Passar quase quatro décadas na mesma redação é uma trajetória rara nos dias de hoje. Para muitos jornalistas, essa longa permanência conta uma história de paixão pelo ofício e pela própria cidade. Eliomar de Lima é um desses casos, um nome que se confunde com a história do jornalismo cearense.
Sua carreira começou no tradicional jornal O POVO, onde construiu uma base sólida e duradoura. Foram trinta e oito anos acompanhando os acontecimentos da capital e do estado, sempre com o olhar atento do repórter. Essa vivência lhe deu um conhecimento profundo da dinâmica local, algo que só o tempo e a dedicação são capazes de oferecer.
Além do trabalho no jornal impresso, sua voz se espalhou pelo rádio e pela televisão. Ele integrou as equipes de várias emissoras, como TV Cidade, TV Ceará e TV Diário. Essa versatilidade mostra um profissional completo, que dominava diferentes linguagens para contar as mesmas histórias que moviam Fortaleza.

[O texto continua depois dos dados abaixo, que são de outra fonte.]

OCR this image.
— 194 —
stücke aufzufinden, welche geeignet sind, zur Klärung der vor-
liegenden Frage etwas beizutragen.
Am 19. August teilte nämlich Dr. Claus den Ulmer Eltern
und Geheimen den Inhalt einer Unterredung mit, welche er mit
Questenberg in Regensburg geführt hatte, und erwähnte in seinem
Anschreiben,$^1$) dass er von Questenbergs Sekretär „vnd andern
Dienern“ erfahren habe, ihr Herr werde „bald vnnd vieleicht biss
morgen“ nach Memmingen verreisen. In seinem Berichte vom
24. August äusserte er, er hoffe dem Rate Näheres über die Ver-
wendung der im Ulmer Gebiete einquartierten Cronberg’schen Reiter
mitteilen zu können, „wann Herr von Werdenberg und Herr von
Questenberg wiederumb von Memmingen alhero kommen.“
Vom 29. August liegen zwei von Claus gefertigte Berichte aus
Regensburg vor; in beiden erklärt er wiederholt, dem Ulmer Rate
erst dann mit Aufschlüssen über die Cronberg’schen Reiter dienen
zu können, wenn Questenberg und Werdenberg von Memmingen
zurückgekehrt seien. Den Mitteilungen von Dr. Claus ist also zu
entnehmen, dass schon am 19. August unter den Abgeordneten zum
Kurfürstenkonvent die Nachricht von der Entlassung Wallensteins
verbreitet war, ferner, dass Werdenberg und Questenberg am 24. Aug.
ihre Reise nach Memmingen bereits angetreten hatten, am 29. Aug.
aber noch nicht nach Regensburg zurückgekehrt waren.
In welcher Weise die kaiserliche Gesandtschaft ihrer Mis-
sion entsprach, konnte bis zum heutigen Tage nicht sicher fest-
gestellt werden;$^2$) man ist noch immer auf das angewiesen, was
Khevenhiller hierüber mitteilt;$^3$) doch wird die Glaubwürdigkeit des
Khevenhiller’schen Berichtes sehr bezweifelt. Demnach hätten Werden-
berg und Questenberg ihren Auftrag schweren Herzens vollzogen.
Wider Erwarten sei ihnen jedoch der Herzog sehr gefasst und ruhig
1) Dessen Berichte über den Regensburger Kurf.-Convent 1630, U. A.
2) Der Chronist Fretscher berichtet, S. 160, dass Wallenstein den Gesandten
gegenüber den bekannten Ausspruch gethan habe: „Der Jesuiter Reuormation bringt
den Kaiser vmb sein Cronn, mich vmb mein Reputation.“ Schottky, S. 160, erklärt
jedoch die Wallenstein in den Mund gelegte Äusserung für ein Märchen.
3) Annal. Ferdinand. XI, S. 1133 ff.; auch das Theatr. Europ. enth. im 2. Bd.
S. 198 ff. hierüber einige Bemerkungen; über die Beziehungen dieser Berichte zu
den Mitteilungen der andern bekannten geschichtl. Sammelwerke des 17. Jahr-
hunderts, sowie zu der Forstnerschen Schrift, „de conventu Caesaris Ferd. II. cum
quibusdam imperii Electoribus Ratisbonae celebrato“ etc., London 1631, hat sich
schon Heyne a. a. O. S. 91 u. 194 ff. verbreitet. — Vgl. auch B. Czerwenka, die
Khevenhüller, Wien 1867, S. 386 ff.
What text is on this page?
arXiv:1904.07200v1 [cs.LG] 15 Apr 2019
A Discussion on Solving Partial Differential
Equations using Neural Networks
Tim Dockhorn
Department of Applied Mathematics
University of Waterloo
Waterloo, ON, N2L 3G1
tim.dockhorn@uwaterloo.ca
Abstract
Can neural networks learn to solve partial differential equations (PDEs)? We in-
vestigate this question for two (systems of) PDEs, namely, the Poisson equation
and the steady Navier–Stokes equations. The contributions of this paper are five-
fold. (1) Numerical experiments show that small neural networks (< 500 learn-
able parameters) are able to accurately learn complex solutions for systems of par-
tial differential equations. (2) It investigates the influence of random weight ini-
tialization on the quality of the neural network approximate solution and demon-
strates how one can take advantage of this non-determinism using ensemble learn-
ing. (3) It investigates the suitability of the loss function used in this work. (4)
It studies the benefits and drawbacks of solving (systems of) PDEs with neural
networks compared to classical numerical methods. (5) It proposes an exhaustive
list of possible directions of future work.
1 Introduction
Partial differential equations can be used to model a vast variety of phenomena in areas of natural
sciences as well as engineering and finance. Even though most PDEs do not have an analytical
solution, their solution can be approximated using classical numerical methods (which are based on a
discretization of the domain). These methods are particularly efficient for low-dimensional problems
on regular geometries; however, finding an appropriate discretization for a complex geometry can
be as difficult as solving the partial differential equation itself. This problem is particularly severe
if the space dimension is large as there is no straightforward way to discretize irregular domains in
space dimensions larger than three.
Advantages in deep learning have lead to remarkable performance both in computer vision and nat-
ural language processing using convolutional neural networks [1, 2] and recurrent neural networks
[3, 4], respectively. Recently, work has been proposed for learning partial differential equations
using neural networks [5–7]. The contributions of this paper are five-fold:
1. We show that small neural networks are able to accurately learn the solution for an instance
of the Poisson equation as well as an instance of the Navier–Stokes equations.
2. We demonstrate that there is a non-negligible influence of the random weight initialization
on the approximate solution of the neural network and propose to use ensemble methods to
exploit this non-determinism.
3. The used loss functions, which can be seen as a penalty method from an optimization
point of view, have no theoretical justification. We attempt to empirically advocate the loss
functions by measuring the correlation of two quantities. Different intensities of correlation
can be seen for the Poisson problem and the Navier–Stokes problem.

Uma carreira marcada por reconhecimentos
O trabalho árduo e de qualidade não passou despercebido. Eliomar coleciona honrarias importantes, como as comendas Boticário Ferreira e Antonio Drumond, concedidas pela Câmara Municipal. Esses títulos são um reconhecimento público do seu serviço à cidade, uma forma da comunidade agradecer por anos de informação.
Outras instituições também destacaram sua contribuição. Ele recebeu os títulos de Amigo dos Bombeiros e Amigo da Defensoria Pública do Ceará. Essas condecorações vão além do jornalismo, apontando para um profissional envolvido com causas e serviços essenciais para a sociedade.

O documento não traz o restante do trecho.